A similar analysis of French PAs would undoubtedly provide a more generalizable study. Given the two official languages of Canada are French and English, future studies would provide more insight into the health literacy burden of French PAs.

As previously stated, the SAM test is subjective by nature, which can lead to significant bias in the end results. This subjectivity can negatively impact inter-rater reliability since evaluators may interpret elements differently. The use of more than one evaluator is recommended to reduce the potential for bias; however, all evaluators should discuss the relevance of test elements and how scoring will be conducted before testing begins. For example, deciding what text will be included, what counts as a table versus a list or picture, and how readability will be measured can help improve reliability among different evaluator results.

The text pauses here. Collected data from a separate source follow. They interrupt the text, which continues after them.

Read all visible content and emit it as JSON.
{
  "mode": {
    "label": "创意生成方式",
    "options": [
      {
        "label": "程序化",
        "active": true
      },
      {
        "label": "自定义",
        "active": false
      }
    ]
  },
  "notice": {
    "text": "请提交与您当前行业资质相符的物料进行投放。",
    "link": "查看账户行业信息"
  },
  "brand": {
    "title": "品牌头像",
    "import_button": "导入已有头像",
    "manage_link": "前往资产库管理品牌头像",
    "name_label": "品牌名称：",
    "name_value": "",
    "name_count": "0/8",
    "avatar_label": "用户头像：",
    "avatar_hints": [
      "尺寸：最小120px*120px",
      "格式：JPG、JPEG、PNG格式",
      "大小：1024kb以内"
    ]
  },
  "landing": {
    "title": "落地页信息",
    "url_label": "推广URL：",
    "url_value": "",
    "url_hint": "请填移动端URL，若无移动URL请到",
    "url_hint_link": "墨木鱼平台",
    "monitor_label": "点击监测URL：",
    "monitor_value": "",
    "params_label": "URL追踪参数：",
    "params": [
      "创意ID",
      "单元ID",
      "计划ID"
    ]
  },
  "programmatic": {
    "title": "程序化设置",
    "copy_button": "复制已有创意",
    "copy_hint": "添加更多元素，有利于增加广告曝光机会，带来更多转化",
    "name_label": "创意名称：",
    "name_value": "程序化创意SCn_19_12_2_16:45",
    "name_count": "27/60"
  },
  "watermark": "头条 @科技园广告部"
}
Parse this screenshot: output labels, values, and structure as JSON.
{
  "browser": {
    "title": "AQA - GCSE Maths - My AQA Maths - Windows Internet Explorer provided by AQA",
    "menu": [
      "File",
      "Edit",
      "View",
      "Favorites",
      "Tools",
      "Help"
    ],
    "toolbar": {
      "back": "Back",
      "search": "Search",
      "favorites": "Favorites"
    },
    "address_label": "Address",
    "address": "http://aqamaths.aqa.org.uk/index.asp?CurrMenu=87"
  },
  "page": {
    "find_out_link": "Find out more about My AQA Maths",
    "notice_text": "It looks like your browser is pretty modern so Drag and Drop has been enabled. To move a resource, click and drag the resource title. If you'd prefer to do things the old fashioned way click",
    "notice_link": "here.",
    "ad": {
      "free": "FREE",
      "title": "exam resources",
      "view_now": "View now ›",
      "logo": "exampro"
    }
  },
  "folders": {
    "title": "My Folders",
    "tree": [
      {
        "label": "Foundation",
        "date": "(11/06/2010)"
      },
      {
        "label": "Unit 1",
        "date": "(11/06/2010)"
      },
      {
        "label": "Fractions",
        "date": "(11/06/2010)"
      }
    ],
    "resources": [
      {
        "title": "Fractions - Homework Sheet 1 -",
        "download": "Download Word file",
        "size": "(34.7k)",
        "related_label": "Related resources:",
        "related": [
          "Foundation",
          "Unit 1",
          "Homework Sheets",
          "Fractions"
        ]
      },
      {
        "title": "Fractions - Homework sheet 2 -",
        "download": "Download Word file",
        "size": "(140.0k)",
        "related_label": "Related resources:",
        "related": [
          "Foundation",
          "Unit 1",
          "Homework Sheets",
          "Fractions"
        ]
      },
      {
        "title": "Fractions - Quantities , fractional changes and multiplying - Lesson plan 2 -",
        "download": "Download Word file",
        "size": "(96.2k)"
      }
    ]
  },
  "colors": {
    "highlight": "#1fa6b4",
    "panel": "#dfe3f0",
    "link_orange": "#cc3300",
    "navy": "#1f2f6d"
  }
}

Finally, assessment of comprehension by means of public consultations was not performed as part of this study. Although conducting public consultations and focus groups would vastly improve understanding of the use and comprehensibility of PAs, these measures are resource intensive. The SAM was designed and validated with this in mind and attempts to gather consultation-like data in its assessment of health information. Furthermore, the SAM test measures the health literacy burden, which can be used to infer how clear the material will be for low health literacy individuals. That being said, the SAM results should be supported with consultations, if resources are available, to measure how clear a health product risk communication is to the target audience.

5 Conclusion

Implementation of a revised PA template reduced the health literacy burden of Health Canada’s PAs as measured by SAM tests; however, the revisions did not improve readability. The SAM test, as described in this study, is a useful, applicable tool in a regulatory setting. The findings are important to drug regulators who communicate risk information pertaining to health products, but should also be considered by industry and public sectors as a best practice for measuring the health literacy burden of risk communications.

Future research should focus on supporting data obtained from SAM tests with public consultations (such as focus groups) to more accurately validate this test as a measure of risk communication effectiveness. As well, studies should investigate if the SAM test is an informative tool for evaluating the effectiveness of French risk communications from the standpoint of clarity and readability.